Menyikapi masalah ini dia menghimbau kepada masyarakat supaya dapat menyikapi masalah ini secara arip dan bijaksana. Artinya dia ingin masyarakat harus cerdas menyikapi masalah ini. “Jangan kita terpancing. Ini adalah hal baru bagi kita dan harus disikapi secara teliti. Sebab jika kita tidak tahu persoalannya secara persis sulit bagi kita untuk berkomentar lebih jauh,” terangnya.
Dalam acara pernikahan ini, orang nomor satu di Kabupaten Katingan ini juga turut diundang pada tanggal 28 Februari 2017 nanti. Namun Yantenglie menegaskan, tidak akan datang dalam acara pernikahan tersebut.
Dia beralasan ada banyak pertimbangan jika dirinya harus datang ke pernikahan itu. “Yaitu pertimbangannya secara intelektual, spiritual, hingga secara rasa. Jadi ini pertimbangan saya dan saya pastikan lagi tidak akan datang,” ungkap Bupati.

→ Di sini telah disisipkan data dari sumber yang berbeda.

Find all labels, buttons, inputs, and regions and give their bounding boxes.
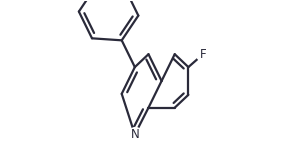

Sementara Kapolres Katingan AKBP Tato Pamungkas SIK pada acara pernikahan nanti tanggal 28 Februari 2017, mereka akan melakukan pengamanan seperti biasa, seperti layaknya pengamanan jika ada keramaian. “Nanti anggota kita tempatkan di sejumlah titik, terutama untuk mengatur lalu lintas dan lainnya. Kita berharap semua berjalan dengan aman dan tertib,” pungkasnya. (jpg)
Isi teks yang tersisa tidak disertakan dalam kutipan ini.